When it comes to repairs, the real challenge is constructing the steps to arrive at a solution. This was the situation that presented itself to the maintenance team at Bemidji Aviation Services Inc. (BASI). The team decided they needed a repair solution for cracking engine cowls on Beech 99s. The solution—fabricating a doubler that could be installed to strengthen the cracking area.
Yet because of the difficult shape and challenging nature of trying to measure a cylindrical shape like a cowl, how would they possibly fabricate anything that would fit accurately? If 3D scanning technology was a viable option, would it provide the level of accuracy necessary for fabricating a perfectly fitting part and not exceed the budget assigned to the project?
Immediately upon inspecting the existing conditions, Aeroscan determined that this was an excellent application for 3D scanning. Aeroscan explained that as an object’s measurable surface becomes more complex, the benefits from 3D scanning directly coincide. The project began with scanning the cowl on the ramp.
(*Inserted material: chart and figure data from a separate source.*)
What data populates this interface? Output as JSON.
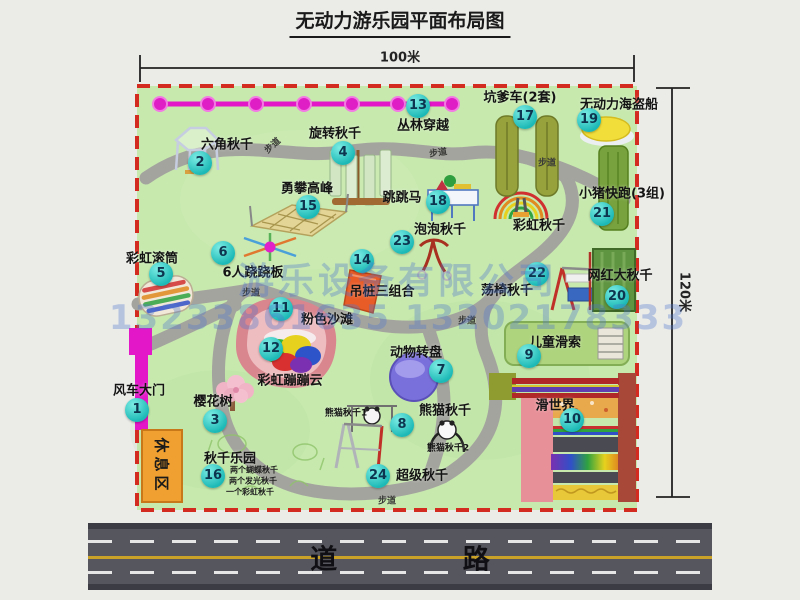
{
  "title": "无动力游乐园平面布局图",
  "dimensions": {
    "width": "100米",
    "height": "120米"
  },
  "road_label": "道 路",
  "path_label": "步道",
  "rest_area_label": "休息区",
  "watermark": {
    "company": "游乐设备有限公司",
    "phone": "13233861635 13202178333"
  },
  "extra_labels": {
    "rainbow_swing": "彩虹秋千",
    "panda_swing_1": "熊猫秋千1",
    "panda_swing_2": "熊猫秋千2"
  },
  "attractions": [
    {
      "num": "1",
      "name": "风车大门"
    },
    {
      "num": "2",
      "name": "六角秋千"
    },
    {
      "num": "3",
      "name": "樱花树"
    },
    {
      "num": "4",
      "name": "旋转秋千"
    },
    {
      "num": "5",
      "name": "彩虹滚筒"
    },
    {
      "num": "6",
      "name": "6人跷跷板"
    },
    {
      "num": "7",
      "name": "动物转盘"
    },
    {
      "num": "8",
      "name": "熊猫秋千"
    },
    {
      "num": "9",
      "name": "儿童滑索"
    },
    {
      "num": "10",
      "name": "滑世界"
    },
    {
      "num": "11",
      "name": "粉色沙滩"
    },
    {
      "num": "12",
      "name": "彩虹蹦蹦云"
    },
    {
      "num": "13",
      "name": "丛林穿越"
    },
    {
      "num": "14",
      "name": "吊桩三组合"
    },
    {
      "num": "15",
      "name": "勇攀高峰"
    },
    {
      "num": "16",
      "name": "秋千乐园",
      "notes": [
        "两个蝴蝶秋千",
        "两个发光秋千",
        "一个彩虹秋千"
      ]
    },
    {
      "num": "17",
      "name": "坑爹车(2套)"
    },
    {
      "num": "18",
      "name": "跳跳马"
    },
    {
      "num": "19",
      "name": "无动力海盗船"
    },
    {
      "num": "20",
      "name": "网红大秋千"
    },
    {
      "num": "21",
      "name": "小猪快跑(3组)"
    },
    {
      "num": "22",
      "name": "荡椅秋千"
    },
    {
      "num": "23",
      "name": "泡泡秋千"
    },
    {
      "num": "24",
      "name": "超级秋千"
    }
  ]
}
Within 1 hour a full scan of the entire affected cowl was captured. The typical reverse engineering workflow of importing the 3D scan reference used in modeling the new piece in CAD could begin. After another 4 hours Aeroscan had a working CAD model.
This CAD model is what is used for whatever is the best determined fabrication process. In this case, because of its cone shape, an operation termed spin forming was used on 2024-O, 0.032” aluminum. Finally, following a T42 heat treatment, conductivity, and hardness tests were performed to bring the new doubler to specifications.
The new spun doubler fit perfectly and on the first attempt! The time saving benefits are not only made on the front-end when measuring the part but at the back-end when the part fits flawlessly for the mechanic, post fabrication.
In this case, the time to complete this project utilizing 3D scanning is difficult to compare against traditional measuring efforts because those steps were too risky and challenging to even attempt. ROI is often measured in dollars and cents. However, when taking advantage of technology that conquers efforts that were previously deemed too difficult, it’s the value in solving a problem that provided this maintenance team with another level of ROI–simply executing the steps to arrive at a solution.